Ce serait par une transmission de fluides corporels entre Laurence Vincent Lapointe et son conjoint de l’époque que le ligandrol aurait atteint l’organisme de la canoéiste. C’est du moins ce que plaide la défense.
Ce serait par une transmission de fluides corporels entre Laurence Vincent Lapointe et son conjoint de l’époque que le ligandrol aurait atteint l’organisme de la canoéiste. C’est du moins ce que plaide la défense.

Laurence Vincent Lapointe contaminée par son ex-conjoint?

Trois-Rivières — Alors que la Fédération internationale de canoë (ICF) annoncera publiquement sa décision dans les prochaines heures concernant le cas de dopage au ligandrol, Laurence Vincent Lapointe affirme qu’elle a été contaminée à cette substance interdite par son ex-conjoint. À ce sujet, elle rencontrera les médias lundi matin, à Trois-Rivières.

La multiple championne du monde, suspendue provisoirement par l’ICF depuis le mois d’août, s’est confiée à Radio-Canada Sports. On apprend dans un long reportage qu’un échantillon de cheveux de son ancien copain aurait confirmé que ce dernier utilisait des produits contaminés au ligandrol.

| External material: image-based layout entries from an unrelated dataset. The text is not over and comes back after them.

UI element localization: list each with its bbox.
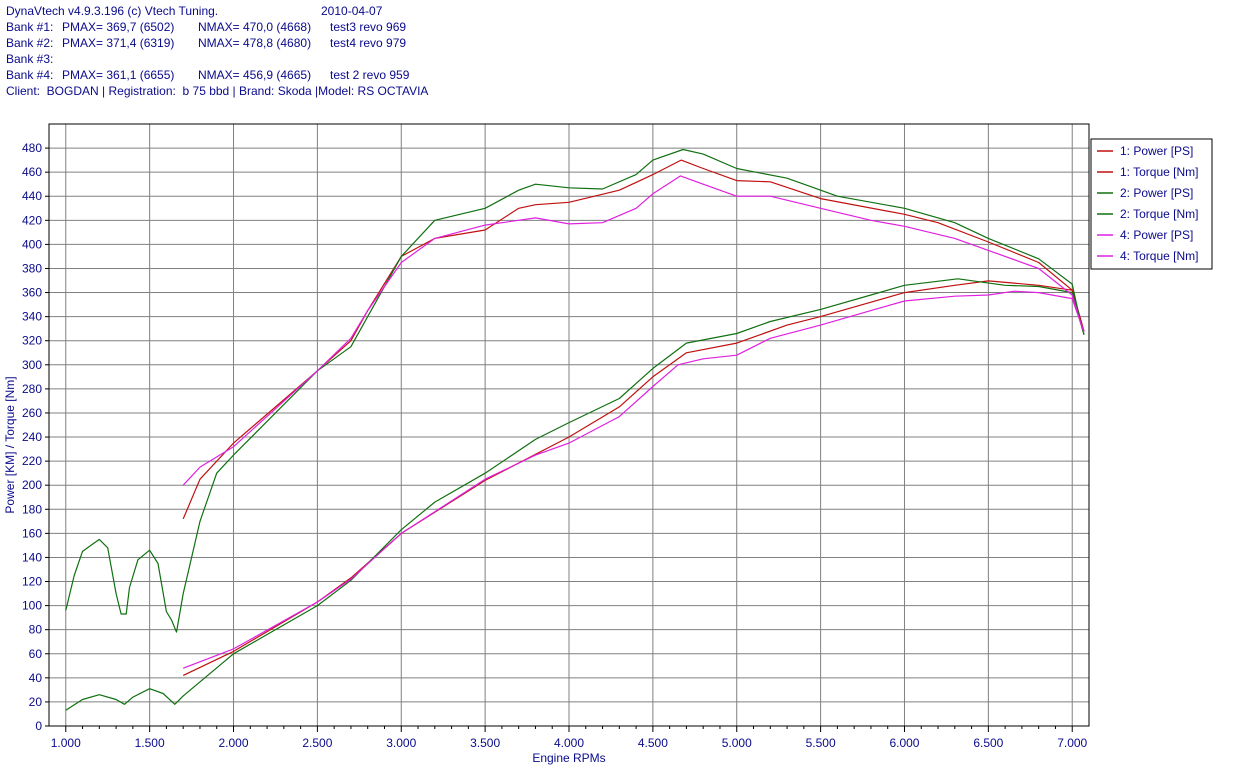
x-tick-label: 4.000 xyxy=(554,736,584,750)
legend-box xyxy=(1090,138,1213,270)
bank-nmax: NMAX= 478,8 (4680) xyxy=(198,36,312,50)
x-tick-label: 6.000 xyxy=(889,736,919,750)
bank-nmax: NMAX= 456,9 (4665) xyxy=(198,68,312,82)
y-tick-label: 180 xyxy=(22,502,42,516)
x-tick-label: 3.000 xyxy=(386,736,416,750)
y-tick-label: 460 xyxy=(22,165,42,179)
y-tick-label: 120 xyxy=(22,575,42,589)
series-line-1 xyxy=(182,280,1085,676)
header-title-line: DynaVtech v4.9.3.196 (c) Vtech Tuning. 20… xyxy=(6,3,428,19)
bank-label: Bank #3: xyxy=(6,52,54,66)
y-tick-label: 440 xyxy=(22,189,42,203)
bank-1-line: Bank #1: PMAX= 369,7 (6502) NMAX= 470,0 (4… xyxy=(6,19,428,35)
bank-4-line: Bank #4: PMAX= 361,1 (6655) NMAX= 456,9 (4… xyxy=(6,67,428,83)
bank-2-line: Bank #2: PMAX= 371,4 (6319) NMAX= 478,8 (4… xyxy=(6,35,428,51)
x-tick-label: 7.000 xyxy=(1057,736,1087,750)
x-tick-label: 5.500 xyxy=(806,736,836,750)
chart-header: DynaVtech v4.9.3.196 (c) Vtech Tuning. 20… xyxy=(6,3,428,99)
y-tick-label: 20 xyxy=(29,695,43,709)
report-date: 2010-04-07 xyxy=(321,4,383,18)
x-tick-label: 1.000 xyxy=(51,736,81,750)
series-lines xyxy=(65,148,1085,711)
bank-label: Bank #4: xyxy=(6,68,54,82)
bank-pmax: PMAX= 371,4 (6319) xyxy=(62,36,175,50)
y-tick-label: 260 xyxy=(22,406,42,420)
y-tick-label: 480 xyxy=(22,141,42,155)
series-line-5 xyxy=(182,290,1085,669)
y-tick-label: 420 xyxy=(22,213,42,227)
y-tick-label: 140 xyxy=(22,550,42,564)
y-tick-label: 380 xyxy=(22,261,42,275)
y-tick-label: 80 xyxy=(29,623,43,637)
x-tick-label: 3.500 xyxy=(470,736,500,750)
series-line-2 xyxy=(182,159,1085,520)
y-tick-label: 100 xyxy=(22,599,42,613)
series-line-6 xyxy=(182,175,1085,486)
grid xyxy=(49,124,1089,726)
y-tick-label: 60 xyxy=(29,647,43,661)
y-axis-label: Power [KM] / Torque [Nm] xyxy=(3,376,17,513)
y-tick-label: 400 xyxy=(22,237,42,251)
series-line-3 xyxy=(65,278,1085,711)
y-tick-label: 220 xyxy=(22,454,42,468)
bank-test-name: test 2 revo 959 xyxy=(330,68,410,82)
x-tick-label: 5.000 xyxy=(722,736,752,750)
bank-label: Bank #1: xyxy=(6,20,54,34)
bank-test-name: test4 revo 979 xyxy=(330,36,407,50)
series-line-4 xyxy=(65,148,1085,633)
legend-entry: 1: Torque [Nm] xyxy=(1120,165,1198,179)
x-tick-label: 1.500 xyxy=(135,736,165,750)
y-tick-label: 300 xyxy=(22,358,42,372)
y-tick-label: 240 xyxy=(22,430,42,444)
legend-entry: 1: Power [PS] xyxy=(1120,144,1193,158)
y-tick-label: 280 xyxy=(22,382,42,396)
x-tick-label: 4.500 xyxy=(638,736,668,750)
bank-nmax: NMAX= 470,0 (4668) xyxy=(198,20,312,34)
legend: 1: Power [PS] 1: Torque [Nm] 2: Power [PS]… xyxy=(1090,138,1213,270)
y-tick-label: 360 xyxy=(22,286,42,300)
legend-entry: 4: Torque [Nm] xyxy=(1120,249,1198,263)
bank-pmax: PMAX= 361,1 (6655) xyxy=(62,68,175,82)
bank-3-line: Bank #3: xyxy=(6,51,428,67)
y-tick-label: 320 xyxy=(22,334,42,348)
y-tick-label: 0 xyxy=(35,719,42,733)
x-tick-label: 2.000 xyxy=(219,736,249,750)
x-tick-label: 2.500 xyxy=(302,736,332,750)
bank-pmax: PMAX= 369,7 (6502) xyxy=(62,20,175,34)
legend-entry: 2: Power [PS] xyxy=(1120,186,1193,200)
y-tick-label: 340 xyxy=(22,310,42,324)
app-title: DynaVtech v4.9.3.196 (c) Vtech Tuning. xyxy=(6,4,219,18)
y-tick-label: 200 xyxy=(22,478,42,492)
x-axis-label: Engine RPMs xyxy=(532,751,605,765)
y-tick-label: 40 xyxy=(29,671,43,685)
legend-entry: 2: Torque [Nm] xyxy=(1120,207,1198,221)
y-tick-label: 160 xyxy=(22,526,42,540)
axes: 1.000 1.500 2.000 2.500 3.000 3.500 4.000 4.500… xyxy=(3,123,1090,765)
client-line: Client: BOGDAN | Registration: b 75 bbd … xyxy=(6,84,429,98)
bank-test-name: test3 revo 969 xyxy=(330,20,407,34)
x-tick-label: 6.500 xyxy=(973,736,1003,750)
legend-entry: 4: Power [PS] xyxy=(1120,228,1193,242)
bank-label: Bank #2: xyxy=(6,36,54,50)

La quantité infime de cette dope, trouvée dans l’organisme de Vincent Lapointe en août, était de 0,004 ng/ml. À partir de là, la défense devait prouver que l’athlète de 27 ans n’avait pas ingéré le ligandrol de manière volontaire.

Dans les jours suivant ces deux conférences de presse du 20 août, l’avocat Adam Klevinas a demandé de faire tester cinq suppléments dans un laboratoire agréé de l’Agence mondiale antidopage. L’un de ces suppléments appartenait au conjoint de Vincent Lapointe. Quelques semaines plus tard, les tests se révélaient négatifs.

En septembre, un expert a proposé à Me Klevinas de commander une analyse de cheveux de la canoéiste. Encore une fois, l’analyse sera négative. Au début du mois d’octobre, Laurence Vincent Lapointe subira un test polygraphique, qu’elle réussira.

Pas moins de 14 autres produits seront testés dans le même laboratoire agréé par l’AMA. Aucune trace de ligandrol n’est dépistée.

Entre-temps, Laurence Vincent Lapointe demande à ce que des échantillons de cheveux de son conjoint de l’époque soient testés. Le 12 novembre, l’analyse d’un échantillon relève la présence de ligandrol, consommé entre avril 2019 et octobre 2019. En effet, le reportage explique que chaque centimètre d’un cheveu représente un mois de la vie d’une personne. Grâce à des tests méticuleux, il a été permis de cibler les moments où la drogue a été prise.

«Il y avait un peak juste au moment de contrôle de Laurence, a indiqué Me Klevinas, à Radio-Canada Sports. On avait une piste, maintenant, il fallait poser des questions.»

Scénario cauchemardesque pour la jeune femme: son ex-conjoint a avoué qu’il consommait une autre substance, le SR9011. Elle n’était pas au courant. Or, une grande quantité de ligandrol a été trouvée dans l’échantillon SR9011 qui fut analysée pour le dossier de défense de la canoéiste.

«Finalement, il m’a avoué qu’il l’avait pris le soir du 25 juillet, avant une pratique de soccer. Et Laurence a été testée le 29 au matin», a mentionné Me Klevinas, toujours à Radio-Canada Sports.

«Je me suis rendu compte de l’ampleur de la trahison et à quel point je me suis fait mener en bateau, littéralement», d’ajouter Laurence Vincent Lapointe.

C’est dans ce contexte difficile que la Trifluvienne a dû ramer contre le vent tout au long de l’automne et pendant la période des Fêtes. Le 9 décembre à Lausanne, en Suisse, cette défense a été présentée devant le comité antidopage de l’ICF. On s’attendait à une réponse de leur part dans les 30 jours suivants, mais un délai pouvant aller jusqu’à deux semaines a été demandé le 8 janvier.

La semaine dernière, Me Klevinas a effectué des sorties publiques dans certains médias, dont Le Nouvelliste, pour décrier la situation, aucune décision n’ayant été rendue le 22 janvier.

Vincent Lapointe, sacrée 13 fois championne mondiale de canoë depuis le début de sa carrière, s’est entraînée en Floride au cours des derniers jours, mais loin des activités de l’équipe nationale canadienne, suspension oblige.

Elle espère avoir de bonnes nouvelles à annoncer aux médias régionaux lundi matin, elle qui ne vise rien de moins que deux médailles d’or aux Jeux olympiques de Tokyo, les premiers avec des compétitions de canoë féminin.